Абсурдная «перевернутость» всех жизненных понятий в Едином Государстве органично воплощена в «перевернутой» семантике оптических категорий: прозрачность требует наличия абсолютно непроницаемой плоскости, а зеркаль­ность оказывается «проводником» к истинному знанию о себе и о мире.

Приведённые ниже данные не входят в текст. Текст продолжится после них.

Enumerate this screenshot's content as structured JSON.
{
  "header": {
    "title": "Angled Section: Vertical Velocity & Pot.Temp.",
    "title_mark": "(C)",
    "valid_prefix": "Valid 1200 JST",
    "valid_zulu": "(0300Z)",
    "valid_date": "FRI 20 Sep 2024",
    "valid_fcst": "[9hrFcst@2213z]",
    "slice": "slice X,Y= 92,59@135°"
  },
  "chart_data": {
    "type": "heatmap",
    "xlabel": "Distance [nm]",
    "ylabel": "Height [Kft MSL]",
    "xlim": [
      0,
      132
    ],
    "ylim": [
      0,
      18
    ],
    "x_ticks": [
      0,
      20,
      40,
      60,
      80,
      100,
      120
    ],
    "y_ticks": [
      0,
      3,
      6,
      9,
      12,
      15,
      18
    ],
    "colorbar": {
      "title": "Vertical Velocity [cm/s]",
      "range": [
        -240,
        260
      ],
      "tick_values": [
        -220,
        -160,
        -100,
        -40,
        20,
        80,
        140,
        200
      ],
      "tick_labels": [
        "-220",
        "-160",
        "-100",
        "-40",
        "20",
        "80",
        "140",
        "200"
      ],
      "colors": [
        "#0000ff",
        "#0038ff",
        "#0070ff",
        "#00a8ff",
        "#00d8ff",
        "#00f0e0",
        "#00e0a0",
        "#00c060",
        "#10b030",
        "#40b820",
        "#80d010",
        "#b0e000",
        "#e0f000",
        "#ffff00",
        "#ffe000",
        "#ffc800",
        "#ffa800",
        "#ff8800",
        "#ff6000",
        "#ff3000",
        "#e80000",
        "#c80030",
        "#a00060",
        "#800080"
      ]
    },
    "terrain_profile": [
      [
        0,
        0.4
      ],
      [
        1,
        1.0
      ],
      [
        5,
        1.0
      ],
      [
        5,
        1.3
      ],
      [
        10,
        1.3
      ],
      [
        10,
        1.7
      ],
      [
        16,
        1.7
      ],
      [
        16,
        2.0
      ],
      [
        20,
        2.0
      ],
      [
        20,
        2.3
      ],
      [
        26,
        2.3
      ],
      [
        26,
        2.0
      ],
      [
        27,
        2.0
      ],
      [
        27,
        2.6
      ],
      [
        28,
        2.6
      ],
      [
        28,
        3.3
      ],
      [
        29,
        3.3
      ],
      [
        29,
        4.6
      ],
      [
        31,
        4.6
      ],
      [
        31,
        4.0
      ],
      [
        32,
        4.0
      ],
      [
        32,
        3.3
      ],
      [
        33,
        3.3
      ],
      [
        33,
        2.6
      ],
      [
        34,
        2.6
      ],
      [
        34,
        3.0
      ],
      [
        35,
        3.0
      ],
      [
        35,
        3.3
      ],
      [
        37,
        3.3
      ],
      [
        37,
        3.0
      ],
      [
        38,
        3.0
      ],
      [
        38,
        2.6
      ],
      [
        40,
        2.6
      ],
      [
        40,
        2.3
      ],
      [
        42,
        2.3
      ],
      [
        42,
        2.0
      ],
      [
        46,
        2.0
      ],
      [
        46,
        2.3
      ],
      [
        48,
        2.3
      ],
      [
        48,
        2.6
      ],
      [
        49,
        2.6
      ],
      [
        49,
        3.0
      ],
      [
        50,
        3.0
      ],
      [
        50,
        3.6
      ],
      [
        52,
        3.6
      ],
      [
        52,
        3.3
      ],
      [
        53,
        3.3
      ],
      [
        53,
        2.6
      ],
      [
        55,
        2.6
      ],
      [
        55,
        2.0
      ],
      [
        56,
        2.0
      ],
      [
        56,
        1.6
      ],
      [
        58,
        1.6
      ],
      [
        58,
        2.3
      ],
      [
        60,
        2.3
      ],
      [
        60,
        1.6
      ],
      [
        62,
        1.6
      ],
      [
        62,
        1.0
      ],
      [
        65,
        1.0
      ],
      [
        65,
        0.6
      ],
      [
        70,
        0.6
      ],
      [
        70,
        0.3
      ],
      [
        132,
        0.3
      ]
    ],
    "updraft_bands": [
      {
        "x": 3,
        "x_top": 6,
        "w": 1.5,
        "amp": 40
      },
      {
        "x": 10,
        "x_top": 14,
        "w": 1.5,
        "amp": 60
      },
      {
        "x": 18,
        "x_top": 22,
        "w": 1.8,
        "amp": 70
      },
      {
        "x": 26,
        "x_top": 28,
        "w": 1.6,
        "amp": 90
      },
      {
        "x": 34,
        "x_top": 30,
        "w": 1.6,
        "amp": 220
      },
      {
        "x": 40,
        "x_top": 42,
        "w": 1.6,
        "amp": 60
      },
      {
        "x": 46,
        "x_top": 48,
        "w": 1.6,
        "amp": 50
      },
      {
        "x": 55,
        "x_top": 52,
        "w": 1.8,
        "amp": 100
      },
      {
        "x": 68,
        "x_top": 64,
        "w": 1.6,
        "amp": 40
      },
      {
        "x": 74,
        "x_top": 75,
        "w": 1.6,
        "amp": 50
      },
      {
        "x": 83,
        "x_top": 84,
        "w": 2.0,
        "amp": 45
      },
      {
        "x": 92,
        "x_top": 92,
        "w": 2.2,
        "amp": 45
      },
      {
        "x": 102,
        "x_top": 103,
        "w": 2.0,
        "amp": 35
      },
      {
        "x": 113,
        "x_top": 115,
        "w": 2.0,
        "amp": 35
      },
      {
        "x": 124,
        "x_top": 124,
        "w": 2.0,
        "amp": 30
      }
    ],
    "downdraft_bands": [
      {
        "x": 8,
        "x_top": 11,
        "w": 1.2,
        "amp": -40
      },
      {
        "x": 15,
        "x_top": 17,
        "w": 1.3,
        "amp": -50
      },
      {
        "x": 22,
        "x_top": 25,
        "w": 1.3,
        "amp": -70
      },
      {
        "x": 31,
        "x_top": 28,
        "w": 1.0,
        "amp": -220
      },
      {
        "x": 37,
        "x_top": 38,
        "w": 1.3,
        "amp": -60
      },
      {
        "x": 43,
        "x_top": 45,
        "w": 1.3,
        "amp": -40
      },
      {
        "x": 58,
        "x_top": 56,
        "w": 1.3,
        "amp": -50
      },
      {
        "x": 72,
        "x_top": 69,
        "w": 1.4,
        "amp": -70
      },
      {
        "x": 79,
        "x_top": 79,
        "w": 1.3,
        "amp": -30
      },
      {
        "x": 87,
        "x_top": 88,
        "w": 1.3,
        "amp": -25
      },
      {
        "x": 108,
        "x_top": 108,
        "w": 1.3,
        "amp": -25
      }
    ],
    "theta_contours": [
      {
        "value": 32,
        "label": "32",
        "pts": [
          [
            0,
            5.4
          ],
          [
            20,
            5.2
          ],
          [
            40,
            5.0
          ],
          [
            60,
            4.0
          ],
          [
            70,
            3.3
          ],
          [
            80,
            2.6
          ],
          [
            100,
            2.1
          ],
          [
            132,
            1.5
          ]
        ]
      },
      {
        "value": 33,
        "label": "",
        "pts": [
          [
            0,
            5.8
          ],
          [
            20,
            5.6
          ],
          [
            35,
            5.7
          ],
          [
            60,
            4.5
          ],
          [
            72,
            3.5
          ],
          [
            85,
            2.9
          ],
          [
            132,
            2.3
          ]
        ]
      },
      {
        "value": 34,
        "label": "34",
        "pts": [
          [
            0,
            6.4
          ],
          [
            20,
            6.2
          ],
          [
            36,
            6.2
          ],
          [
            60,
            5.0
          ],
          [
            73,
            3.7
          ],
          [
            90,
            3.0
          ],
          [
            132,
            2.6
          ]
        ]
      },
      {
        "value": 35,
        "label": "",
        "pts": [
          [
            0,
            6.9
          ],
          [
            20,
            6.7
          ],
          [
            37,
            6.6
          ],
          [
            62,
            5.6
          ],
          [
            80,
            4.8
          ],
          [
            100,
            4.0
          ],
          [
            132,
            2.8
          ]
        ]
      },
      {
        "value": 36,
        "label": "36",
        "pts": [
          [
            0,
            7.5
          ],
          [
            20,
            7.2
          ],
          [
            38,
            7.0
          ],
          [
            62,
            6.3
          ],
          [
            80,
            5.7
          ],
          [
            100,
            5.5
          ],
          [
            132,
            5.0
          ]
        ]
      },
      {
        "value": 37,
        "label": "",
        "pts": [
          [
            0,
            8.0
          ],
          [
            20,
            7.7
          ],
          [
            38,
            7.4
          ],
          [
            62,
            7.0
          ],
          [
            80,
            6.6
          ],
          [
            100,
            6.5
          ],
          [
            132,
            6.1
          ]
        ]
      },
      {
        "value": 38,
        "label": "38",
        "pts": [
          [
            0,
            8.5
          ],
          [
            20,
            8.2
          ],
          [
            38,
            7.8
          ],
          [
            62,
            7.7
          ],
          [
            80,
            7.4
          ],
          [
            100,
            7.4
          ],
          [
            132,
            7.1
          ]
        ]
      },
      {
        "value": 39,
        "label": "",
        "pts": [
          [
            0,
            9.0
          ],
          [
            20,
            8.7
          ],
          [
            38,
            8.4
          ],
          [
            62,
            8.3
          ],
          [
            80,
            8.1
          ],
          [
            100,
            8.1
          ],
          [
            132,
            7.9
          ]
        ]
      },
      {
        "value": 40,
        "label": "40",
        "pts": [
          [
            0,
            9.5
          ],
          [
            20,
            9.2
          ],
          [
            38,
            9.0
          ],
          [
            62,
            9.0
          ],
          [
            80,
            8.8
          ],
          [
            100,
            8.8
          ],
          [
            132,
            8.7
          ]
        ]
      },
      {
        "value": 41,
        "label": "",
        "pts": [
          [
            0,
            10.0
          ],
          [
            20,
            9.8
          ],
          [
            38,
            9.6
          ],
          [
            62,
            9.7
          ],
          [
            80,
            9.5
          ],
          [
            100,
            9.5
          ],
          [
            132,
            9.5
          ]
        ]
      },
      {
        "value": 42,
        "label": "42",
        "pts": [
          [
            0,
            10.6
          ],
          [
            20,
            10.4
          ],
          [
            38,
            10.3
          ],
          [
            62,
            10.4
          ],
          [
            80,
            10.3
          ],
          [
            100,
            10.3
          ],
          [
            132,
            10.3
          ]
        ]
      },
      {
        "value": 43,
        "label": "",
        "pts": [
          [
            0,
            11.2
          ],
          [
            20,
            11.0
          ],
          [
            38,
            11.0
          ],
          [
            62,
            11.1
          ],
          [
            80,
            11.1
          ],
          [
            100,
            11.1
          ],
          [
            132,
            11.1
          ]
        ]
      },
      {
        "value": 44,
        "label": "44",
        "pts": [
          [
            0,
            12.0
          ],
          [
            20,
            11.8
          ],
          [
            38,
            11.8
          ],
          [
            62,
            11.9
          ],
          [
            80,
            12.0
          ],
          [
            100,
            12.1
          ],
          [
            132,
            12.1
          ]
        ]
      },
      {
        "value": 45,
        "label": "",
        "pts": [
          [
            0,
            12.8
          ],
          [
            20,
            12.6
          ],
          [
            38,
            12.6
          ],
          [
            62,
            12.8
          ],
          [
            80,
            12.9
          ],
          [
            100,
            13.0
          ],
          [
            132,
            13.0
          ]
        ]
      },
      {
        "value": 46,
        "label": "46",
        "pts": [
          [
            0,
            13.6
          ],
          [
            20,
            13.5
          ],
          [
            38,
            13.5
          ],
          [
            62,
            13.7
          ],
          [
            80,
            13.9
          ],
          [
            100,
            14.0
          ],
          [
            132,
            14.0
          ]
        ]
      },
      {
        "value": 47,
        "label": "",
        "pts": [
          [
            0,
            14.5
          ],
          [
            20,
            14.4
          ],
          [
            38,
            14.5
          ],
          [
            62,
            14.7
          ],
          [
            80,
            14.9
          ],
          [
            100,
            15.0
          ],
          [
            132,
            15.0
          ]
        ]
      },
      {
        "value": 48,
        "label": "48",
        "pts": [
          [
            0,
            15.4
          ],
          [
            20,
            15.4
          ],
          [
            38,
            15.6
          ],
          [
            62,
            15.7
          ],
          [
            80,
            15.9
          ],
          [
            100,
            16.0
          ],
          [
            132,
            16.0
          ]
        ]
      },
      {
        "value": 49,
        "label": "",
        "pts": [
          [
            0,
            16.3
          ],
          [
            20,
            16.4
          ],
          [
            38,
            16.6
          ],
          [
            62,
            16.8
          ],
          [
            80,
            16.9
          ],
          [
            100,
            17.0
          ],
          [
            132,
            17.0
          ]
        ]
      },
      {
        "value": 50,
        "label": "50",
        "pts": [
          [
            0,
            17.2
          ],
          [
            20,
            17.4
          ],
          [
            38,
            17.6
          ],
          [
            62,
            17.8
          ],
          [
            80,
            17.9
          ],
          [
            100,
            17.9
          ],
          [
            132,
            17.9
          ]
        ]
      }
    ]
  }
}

Поэтика антиутопии Замятина «Мы» представляет собой один из редчайших в мировой литературе примеров, когда форма абсолютно адекватна философскому и социокультурному содержанию художественного текста. Оптическая образность и прежде всего категория «прозрачности / зеркаль­ности» функционирует здесь как доминантный принцип, организующий поэтическую систему всего произведения.

 

Примечания

 

1. От греч. ou – не, нет и topos – место, т. е. место, которого нет. Иное объяснение: eu – благо и topos – место, т. е. благословенное место. Утопия – литературно-художественное произведение, рисующее картину идеального общества, населенного абсолютно счастливыми людьми, живущими в условиях совершенного государственного устройства («Государство» Платона, «Утопия» Т. Мора, «Город Солнца» Т. Кампанеллы и др.).

2. Салтыков-Щедрин М.Е. Собр. соч.: В 10 т. Т. 2. М., 1988. С. 448. Произведение цитируется по этому изданию с пометой С.-Щ. и указанием страницы в тексте статьи.

3. См.: Кант И. Критика чистого разума. М., 2007.

4. Достоевский Ф.М. Полн. собр. соч.: В 30 т. Л., 1972–1990. Т. 14. С. 235. Ссылки на это издание даны с пометой Д. и указанием тома и страницы в тексте статьи.

5. Замятин Е. Мы // Советская проза 20-30-х годов: В 2 т. Т. 2. М., 2000. С. 10. Роман цитируется по этому изданию с пометой З. и указанием страницы в тексте статьи.